Ce n’est pas un hasard si on vous parle de conservation d’eau. Économiser, réutiliser et protéger l’eau, c’est un des quatre piliers d’intervention identifiés par Les Producteurs de lait du Québec pour atteindre la carboneutralité d’ici 2050. Pourquoi? Parce que la conservation de l’eau aide à préserver l’environnement et à assurer la durabilité de la ferme et de son lait. Oui, oui!

En plus d’être bénéfique pour l’environnement, une meilleure gestion de l’eau permet aux producteurs d’économiser sur d’autres choses comme l’électricité, les coûts liés au traitement de l’eau et le travail dans le traitement du fumier.

Le Québec, bon élève

Cumulant plus de 20 ans d’expérience en recherche et développement dans le domaine agroenvironnemental, Stéphane Godbout travaille aujourd’hui à l’Institut de recherche et de développement en agroenvironnement (IRDA). Dans le cadre de son emploi, il s’est beaucoup intéressé à la production alimentaire, plus précisément à la production laitière et porcine.

À force de parler avec des spécialistes d’ici et d’ailleurs, l’ingénieur a constaté que le secteur laitier québécois jouit d’une excellente réputation à l’international grâce à ses bonnes pratiques bien implantées. Le bilan québécois d’utilisation d’eau dans la production du lait, l’un des plus faibles à ce jour, est un exemple à suivre partout dans le monde.

La quantité d’eau requise pour produire un litre de lait au Québec (soit 10,2 L) a diminué de 12,5 % de 2011 à 2016, selon les plus récents chiffres disponibles. Ça équivaut à une douche de 72 secondes! En comparaison, il faut 14,1 L en Australie, 66,4 L aux Pays-Bas, 107 L en Afrique du Sud et 249,3 L en Nouvelle-Zélande.¹

La santé des vaches avant tout

Partant du fait qu’à l’étable, c’est la vache elle-même qui consomme le plus d’eau, autant pour boire que pour se rafraîchir par temps plus chaud, comment les producteurs de lait font-ils pour préserver l’eau? En diminuant le plus possible le gaspillage.

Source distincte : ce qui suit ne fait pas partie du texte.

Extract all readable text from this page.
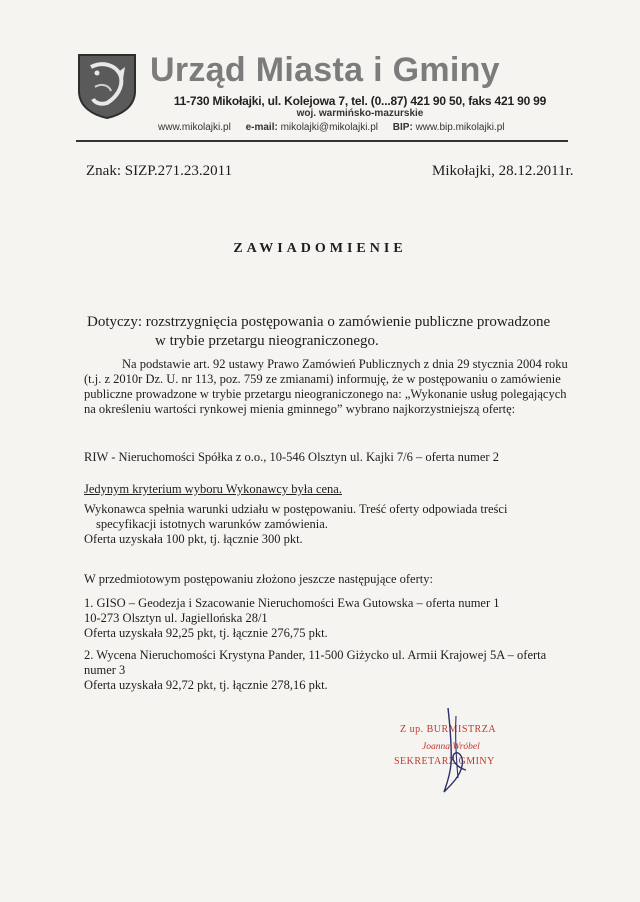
Urząd Miasta i Gminy
11-730 Mikołajki, ul. Kolejowa 7, tel. (0...87) 421 90 50, faks 421 90 99
woj. warmińsko-mazurskie
www.mikolajki.pl e-mail: mikolajki@mikolajki.pl BIP: www.bip.mikolajki.pl
Znak: SIZP.271.23.2011	Mikołajki, 28.12.2011r.
ZAWIADOMIENIE
Dotyczy: rozstrzygnięcia postępowania o zamówienie publiczne prowadzone
w trybie przetargu nieograniczonego.
Na podstawie art. 92 ustawy Prawo Zamówień Publicznych z dnia 29 stycznia 2004 roku (t.j. z 2010r Dz. U. nr 113, poz. 759 ze zmianami) informuję, że w postępowaniu o zamówienie publiczne prowadzone w trybie przetargu nieograniczonego na: „Wykonanie usług polegających na określeniu wartości rynkowej mienia gminnego” wybrano najkorzystniejszą ofertę:
RIW - Nieruchomości Spółka z o.o., 10-546 Olsztyn ul. Kajki 7/6 – oferta numer 2
Jedynym kryterium wyboru Wykonawcy była cena.
Wykonawca spełnia warunki udziału w postępowaniu. Treść oferty odpowiada treści
specyfikacji istotnych warunków zamówienia.
Oferta uzyskała 100 pkt, tj. łącznie 300 pkt.
W przedmiotowym postępowaniu złożono jeszcze następujące oferty:
1. GISO – Geodezja i Szacowanie Nieruchomości Ewa Gutowska – oferta numer 1
10-273 Olsztyn ul. Jagiellońska 28/1
Oferta uzyskała 92,25 pkt, tj. łącznie 276,75 pkt.
2. Wycena Nieruchomości Krystyna Pander, 11-500 Giżycko ul. Armii Krajowej 5A – oferta numer 3
Oferta uzyskała 92,72 pkt, tj. łącznie 278,16 pkt.
Z up. BURMISTRZA
Joanna Wróbel
SEKRETARZ GMINY
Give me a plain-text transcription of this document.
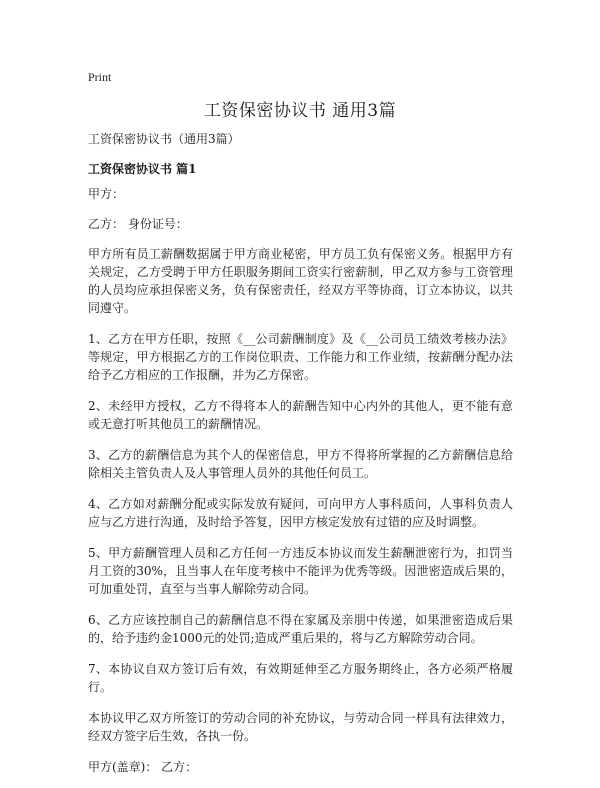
Print
工资保密协议书 通用3篇
工资保密协议书（通用3篇）
工资保密协议书 篇1

甲方：

乙方： 身份证号：

甲方所有员工薪酬数据属于甲方商业秘密，甲方员工负有保密义务。根据甲方有关规定，乙方受聘于甲方任职服务期间工资实行密薪制，甲乙双方参与工资管理的人员均应承担保密义务，负有保密责任，经双方平等协商，订立本协议，以共同遵守。

1、乙方在甲方任职，按照《__公司薪酬制度》及《__公司员工绩效考核办法》等规定，甲方根据乙方的工作岗位职责、工作能力和工作业绩，按薪酬分配办法给予乙方相应的工作报酬，并为乙方保密。

2、未经甲方授权，乙方不得将本人的薪酬告知中心内外的其他人，更不能有意或无意打听其他员工的薪酬情况。

3、乙方的薪酬信息为其个人的保密信息，甲方不得将所掌握的乙方薪酬信息给除相关主管负责人及人事管理人员外的其他任何员工。

4、乙方如对薪酬分配或实际发放有疑问，可向甲方人事科质问，人事科负责人应与乙方进行沟通，及时给予答复，因甲方核定发放有过错的应及时调整。

5、甲方薪酬管理人员和乙方任何一方违反本协议而发生薪酬泄密行为，扣罚当月工资的30%，且当事人在年度考核中不能评为优秀等级。因泄密造成后果的，可加重处罚，直至与当事人解除劳动合同。

6、乙方应该控制自己的薪酬信息不得在家属及亲朋中传递，如果泄密造成后果的，给予违约金1000元的处罚;造成严重后果的，将与乙方解除劳动合同。

7、本协议自双方签订后有效，有效期延伸至乙方服务期终止，各方必须严格履行。

本协议甲乙双方所签订的劳动合同的补充协议，与劳动合同一样具有法律效力，经双方签字后生效，各执一份。

甲方(盖章)： 乙方：
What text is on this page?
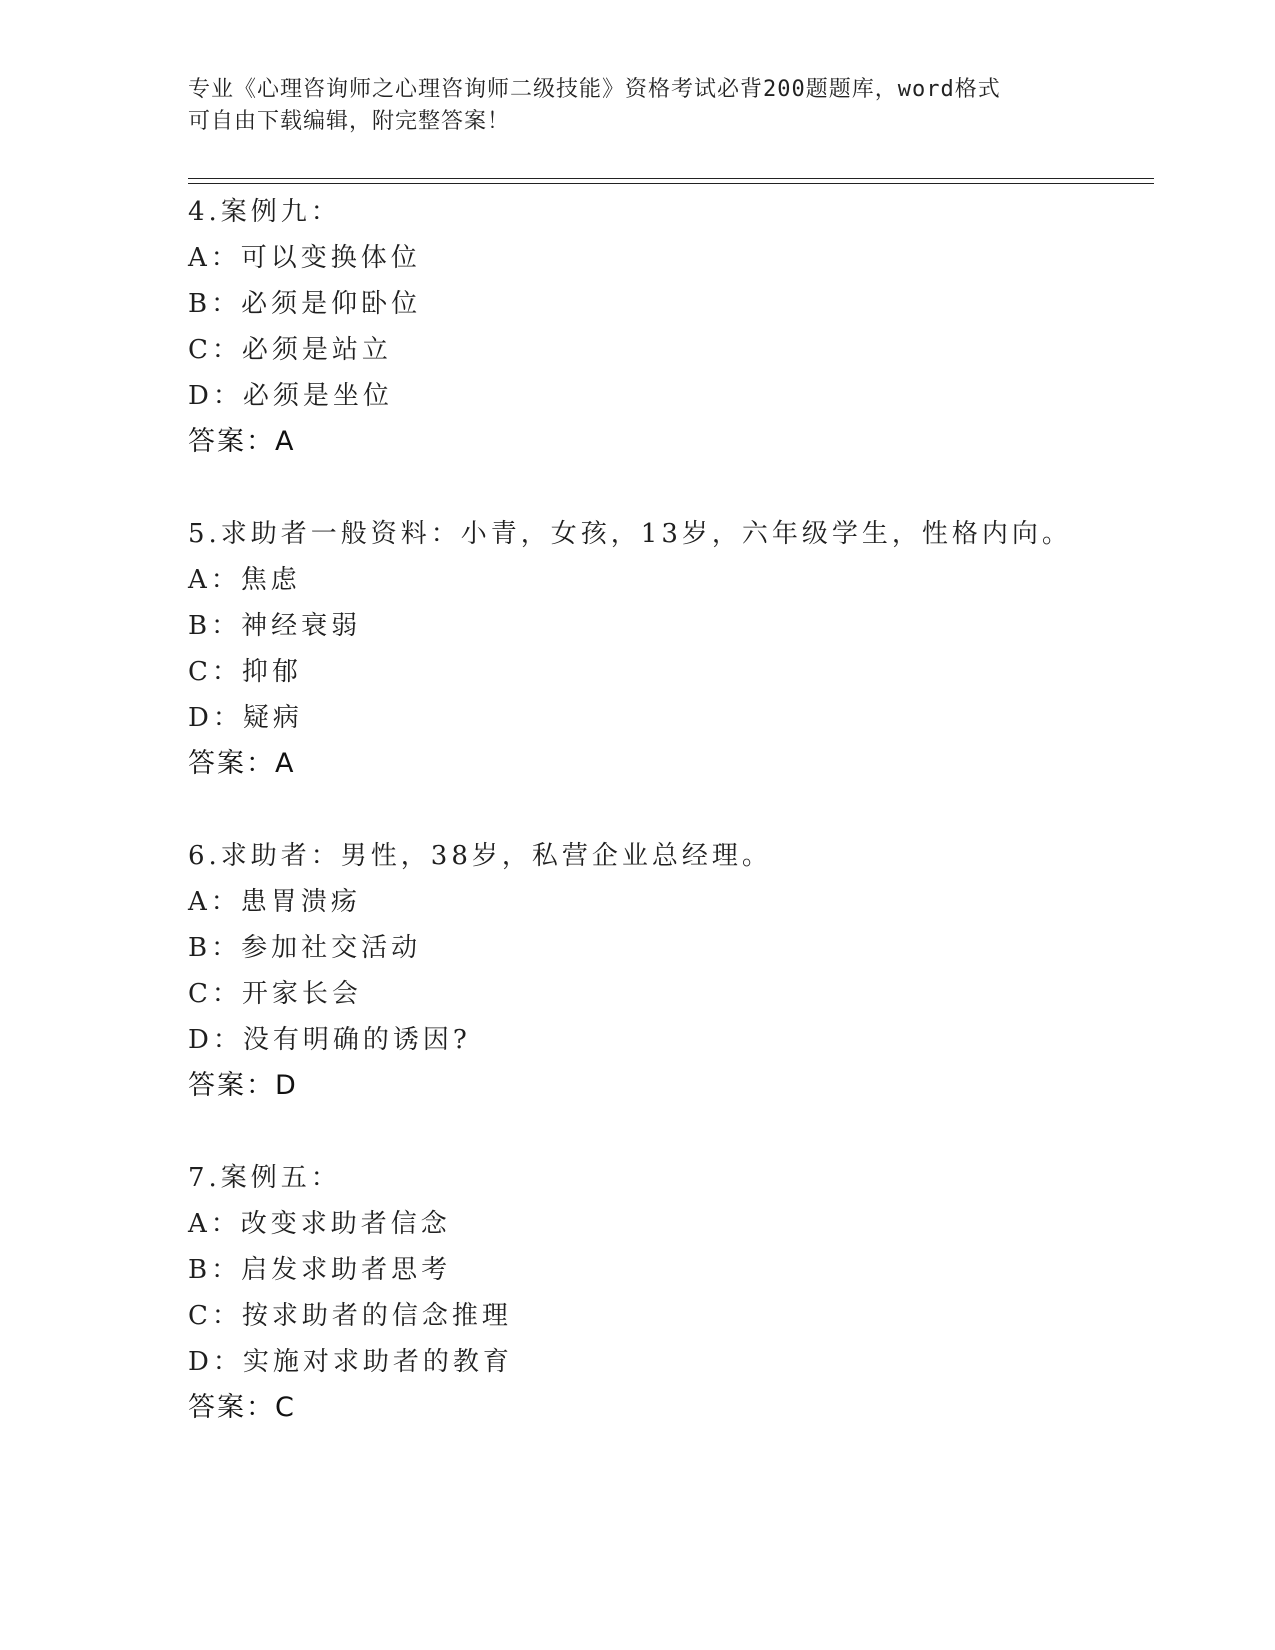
专业《心理咨询师之心理咨询师二级技能》资格考试必背200题题库，word格式
可自由下载编辑，附完整答案！
4.案例九：
A：可以变换体位
B：必须是仰卧位
C：必须是站立
D：必须是坐位
答案：A
5.求助者一般资料：小青，女孩，13岁，六年级学生，性格内向。
A：焦虑
B：神经衰弱
C：抑郁
D：疑病
答案：A
6.求助者：男性，38岁，私营企业总经理。
A：患胃溃疡
B：参加社交活动
C：开家长会
D：没有明确的诱因?
答案：D
7.案例五：
A：改变求助者信念
B：启发求助者思考
C：按求助者的信念推理
D：实施对求助者的教育
答案：C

Difficile d’économiser sur l’eau qu’on donne à une vache, puisque tu ne veux pas priver ton animal d’eau. Cependant, on peut moins en gaspiller », explique Stéphane Godbout.

« Il y a un équilibre fragile entre la propreté, l’hygiène et le fait de vouloir économiser », ajoute l’ingénieur agroenvironnemental. Les petites actions qui profitent autant à la vache qu’à l’environnement sont les préférées des producteurs de lait.

Par exemple, plusieurs d’entre eux s’assurent d’avoir une température stable et bien réglée à l’étable. Ça permet d’éviter que la vache ait trop chaud ou trop froid. La bonne nouvelle? Il est plus facile de gérer la température au Québec puisqu’on a un climat assez frais en général si on le compare à celui d’autres régions dans le monde où le temps humide et chaud force les producteurs à redoubler d’efforts pour garder leurs vaches au frais. De cette façon, non seulement ils économisent en chauffage et climatisation, mais ils s’assurent aussi que la vache boit exactement la quantité d’eau dont elle a besoin².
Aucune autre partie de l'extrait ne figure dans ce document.